Finally, the clouds rolled in, a little tiny bit of precipitation fell on the Upper Sacramento River, and fly rods were uncased. It’s a welcome break from the steady sunshine we’ve enjoyed since June. Why?

Because it’s BWO weather, that’s why.

Quigley Cripple on the Upper Sacramento River
A #20 Quigley Cripple.. magnified (that’s 7x). It worked… sorta.

Yes Undergrounders, the happy day has finally arrived. The heavens moved, the stars ran their fiery courses to the proper places, the skies clouded over, the BWOs hatched and the fish fed.

Not heavily. Not with abandon. But they fed.

Flip Floppers

I was toying with the idea of running up to the Rogue and chasing the Flav hatch with Dave Roberts. We flopped our plans once he remembered the bait fishing season opened today on the Upper Rogue (and his local fly shop alone had 21 boats on the water).
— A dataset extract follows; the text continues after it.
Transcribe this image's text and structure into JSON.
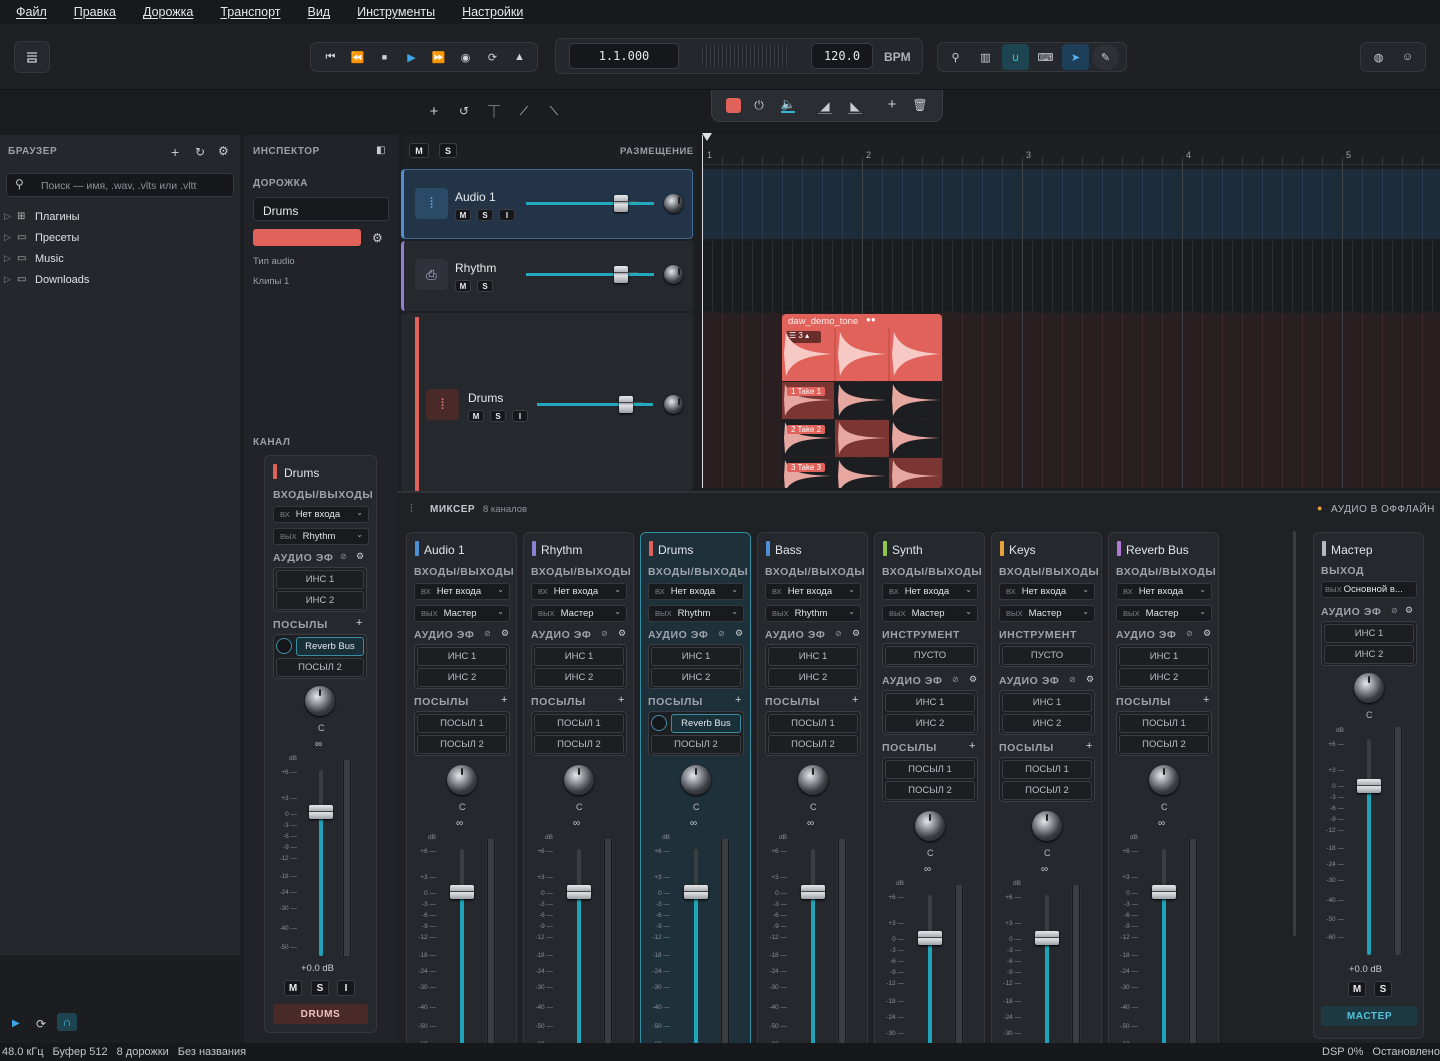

Instead, he motored down here, and we ran downriver looking for big, stupid fish.

There Were No Big, Stupid Fish

We arrived about 12:30 (anticipating a 1:30/2:00 hatch) and found some fish already working. Damn.

Getting in the water delivered another shock. The bugs were dark olive with dark dun wings… and #22 in size.

The BWOs on the Upper Sac are typically #18-#20 in size, but two years ago the game played out the same way; the smaller flies hatched earlier in the fall while the larger #18 (even - I swear - some #16s) came later in the fall and winter.

It’s the opposite of everything I’d read, but I have a feeling we’re going to be reminded not to believe everything we read.

The water is very low and very clear, so the fish were cautious. Annoyingly so. Wading was an excruciatingly slow process, and presentations became - with a few exceptions - something of a distance game.

Long Distance Relationships

At one point, I snuck up the bank and very quietly entered a long run, edged to within 35′ of three risers, false cast once at what I thought was a safe distance behind them, and… they stopped. Oy.

In the end, both Roberts and I were fishing at distances not very conducive to small flies or hooksets.

I registered eight hookups with four landed. Dave managed to hook nine, but every single one of them came off the hook. Not his day.

Upper Sacramento River Trout BWO day
One of four in the 11″-13″ range. The bigger fish eluded us.

Size Matters

I’d have to rate the hatch as an “average” for intensity, but the number of risers were below average. Dave theorized that the fish just weren’t quite on the hatch yet, and because it offered shelter for my damaged fly fisher’s ego, I believed him.

There were some nice fish working, but we hooked only two nice fish, and they both kicked butt and escaped with minimal effort.

In truth, I never really got the better of the hatch. With one exception, most of my fish were the garden-variety Upper Sac rainbows, and the better fish that stayed up long enough for a couple drifts cheekily refused my flies.

I threw a biot-bodied soft hackle at them (my only #22 pattern), a Quigley Cripple (that usually works, and did - but only on the regular fish), and a quill bodied parachute that looked way too light but fooled fish anyway.

Even the vaunted, can’t-miss Sully No-hackle only elicited a single take.

At least casting the distance wasn’t much of a problem; I was fishing my well-used 8′3″ 4wt hollowbuilt by Chris Raine - a rod delicate enough to protect a 7x tippet but strong enough to unroll a long leader at 50′-60′.

In other words, if there was a problem with the presentation, it wasn’t the rod’s fault, it was the idiot holding it by the fat end.

Still Crazy

The good news is the bad weather will continue for at least a couple more days. There’s the little matter of trying to make a living, but even as poverty looms, one does not blithely ignore good BWO weather.

According the forecast, it could go on through the weekend. Those of you with jobs shouldn’t even bother to run up here on Saturday. I’ll have caught ‘em all by then.

See you getting wet, Tom Chandler

[tags]BWO, blue winged olive, fly fishing, bamboo fly rod, Quigley cripple, trout, Upper Sac[/tags]

3 Comment(s)

  1. Alistair | Nov 2, 2006 | Reply

    THAT is one nicely tied fly, whatts the mareials ?

    Alistair

  2. Tom Chandler | Nov 2, 2006 | Reply

    It’s a Quigley Cripple tied in the South Platte style as listed in Ed Engle’s most-excellent “Tying Small Flies” book.

    It couldn’t be simpler to tie.

    Use whatever you like to represent a trailing shuck. (I like mallard dyed woodduck, but admit it’s not that durable). All that’s left is an olive thread body (this is a small fly after all), a thorax of olive dubbing, the forward-leaning deer hair wing, and a two turns of dun hackle.

    Engle suggests tying the deer hair in backwards from the “normal” Quigley Cripple: you tie it with the tips facing backwards, and then trim both ends of the wing to length.

    His thinking is that deer hair tips don’t offer any flotation, so using the section farther down floats the fly better.

    This fly is actually too bushy; he suggests tying them as sparsely as possible.

  3. rriver | Nov 2, 2006 | Reply

    For some reason flies with that front “whatever” sticking up, seem to really trigger strikes. I sometimes use dyed mallard or wood duck instead of deer or elk, and antron works well. When you use mallard or woodduck, wrap the hackle behind it like a regular dry fly. It’s a sparser tie that sometimes is needed.